Photo by Devon Stephens, istock
My husband came home recently after his annual medical exam with news that his vitamin D level was low. I wasn't surprised. Our physician, Dr. Matthew Marchal of Altius Family & Sports Medicine on Gaskins Road, has been talking about vitamin D for several years. Based on patient physicals in the last two years, he estimates that nine out of 10 of Richmonders have low levels of the vitamin, which is essential to maintain strong bones by helping the body absorb the mineral calcium.
Many physicians share his concern. We've become an indoor society that gets much of our vitamin D from fortified foods. (Very few foods naturally contain vitamin D, making it difficult to get enough from diet alone. Fatty fish such as salmon and tuna are among the best sources.) Sunscreen protects us from skin cancer while reducing our skin's ability to manufacture vitamin D from the sun's ultraviolet light. Fewer hours of daylight and less time spent outdoors in winter contribute to the problem.
People with too little vitamin D may develop soft, thin and brittle bones, which in children is called rickets and in adults, osteomalacia. Along with calcium, vitamin D protects against osteoporosis. The current daily recommended intake by the Institute of Medicine's Food and Nutrition Board for vitamin D is 200 international units (IU) daily through age 50; 400 for adults aged 50 to 70; and 600 for those older than 70. The recommendations were set to prevent rickets, but are generally recognized by physicians, as well as researchers, to be so low as to leave many people deficient in wintertime, says Dr. Robert W. Downs Jr., acting chairman of the division of endocrinology and metabolism at Virginia Commonwealth University.

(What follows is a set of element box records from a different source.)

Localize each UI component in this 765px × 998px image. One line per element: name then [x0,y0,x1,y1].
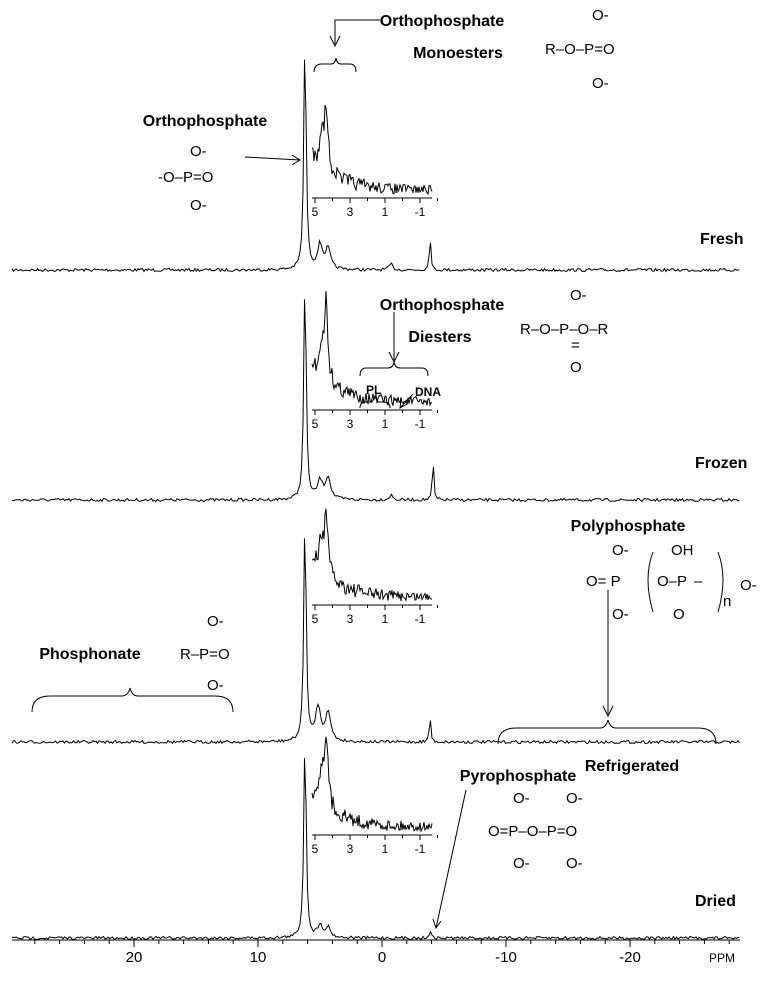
bracket [31,687,234,713]
x-tick-label: 10 [250,949,267,966]
structure: O= P [586,573,621,590]
inset-tick-label: 1 [382,612,389,626]
inset-tick-label: 1 [382,842,389,856]
inset-tick-label: -1 [415,842,426,856]
inset-spectrum [311,508,433,602]
spectrum [11,538,740,745]
label: DNA [415,385,441,399]
structure: R–P=O [180,646,230,663]
inset-tick-label: 5 [312,417,319,431]
sample-label: Refrigerated [585,758,679,775]
structure: O- [190,143,207,160]
inset-tick-label: 3 [347,612,354,626]
spectrum [11,59,740,273]
inset-spectrum [311,105,433,196]
inset-tick-label: 5 [312,612,319,626]
x-tick-label: 0 [378,949,386,966]
label: Monoesters [413,45,503,62]
label: Pyrophosphate [460,768,577,785]
label: Orthophosphate [380,13,505,30]
structure: OH [671,542,694,559]
structure: O- [592,7,609,24]
structure: O- [740,577,757,594]
structure: O- [207,613,224,630]
structure: O- [612,606,629,623]
structure: O- [592,75,609,92]
x-tick-label: -20 [619,949,641,966]
label: Polyphosphate [571,518,686,535]
inset-tick-label: 5 [312,205,319,219]
label: Orthophosphate [380,297,505,314]
structure: -O–P=O [158,169,213,186]
bracket [313,19,380,73]
label: Diesters [408,329,471,346]
bracket [359,312,429,377]
label: Orthophosphate [143,113,268,130]
structure: O [570,359,582,376]
sample-label: Fresh [700,231,744,248]
structure: O=P–O–P=O [488,823,577,840]
sample-label: Dried [695,893,736,910]
structure: R–O–P–O–R [520,321,609,338]
inset-spectrum [311,291,433,407]
inset-spectrum [311,736,433,833]
structure: O- [190,197,207,214]
structure: = [571,337,580,354]
sample-label: Frozen [695,455,747,472]
structure: O–P [657,573,687,590]
inset-tick-label: 3 [347,842,354,856]
x-tick-label: 20 [126,949,143,966]
structure: R–O–P=O [545,41,615,58]
inset-tick-label: 3 [347,417,354,431]
inset-tick-label: 1 [382,205,389,219]
label: PL [366,383,381,397]
inset-tick-label: 5 [312,842,319,856]
structure: O- [612,542,629,559]
x-axis-unit: PPM [709,951,735,965]
x-tick-label: -10 [495,949,517,966]
spectrum [11,299,740,503]
inset-tick-label: -1 [415,205,426,219]
arrow [432,789,467,930]
structure: – [694,573,703,590]
structure: n [723,593,731,610]
spectrum [11,757,740,941]
structure: O- [207,677,224,694]
structure: O- [566,855,583,872]
label: Phosphonate [39,646,140,663]
bracket [497,551,724,745]
annotations: Orthophosphate O- -O–P=O O- Orthophospha… [31,7,757,930]
inset-tick-label: -1 [415,612,426,626]
inset-tick-label: 1 [382,417,389,431]
inset-tick-label: 3 [347,205,354,219]
arrow [244,154,301,166]
structure: O- [513,790,530,807]
structure: O- [570,287,587,304]
structure: O- [566,790,583,807]
structure: O- [513,855,530,872]
structure: O [673,606,685,623]
inset-tick-label: -1 [415,417,426,431]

A report released in November by the Institute of Medicine (IOM) should help ease physicians' concerns about vitamin D, Downs says. The report, based on nearly 1,000 studies, concluded that most Americans do get enough vitamin D and suggested a modest increase in recommended daily intake. For most people, 600 IU daily suffices, although people 71 and older may require as much as 800 IU per day. "There are certainly people in the scientific community who will not think the IOM has gone far enough," he says. "Others will applaud the strict standard of evidence applied."
Recent research suggests that vitamin D plays a protective role against colorectal cancer, but not prostate cancer, and is inconclusive regarding its effects on breast cancer. There are hints that vitamin D deficiency is linked to high blood pressure and cardiovascular disease, osteoarthritis and immune-system abnormalities.
However, in June, several studies in the American Journal of Epidemiology looked at whether high levels of vitamin D decrease the risk of certain cancers and found what the journal called "compelling evidence" against vitamin D and its protective effects. In an editorial, the journal noted the apparent difference between taking several pills of vitamins and getting those vitamins in your diet. And, the editorial warned, "we now know that taking vitamins in supernutritional doses can cause serious harm."
So where does that leave my husband? He's following Marchal's suggestion of taking more, but not super-high, supplements. And Marchal says he will urge his patients to pursue a balanced and moderate approach to diet and lifestyle, saying that it "will prove to be the path to healthy living almost every time."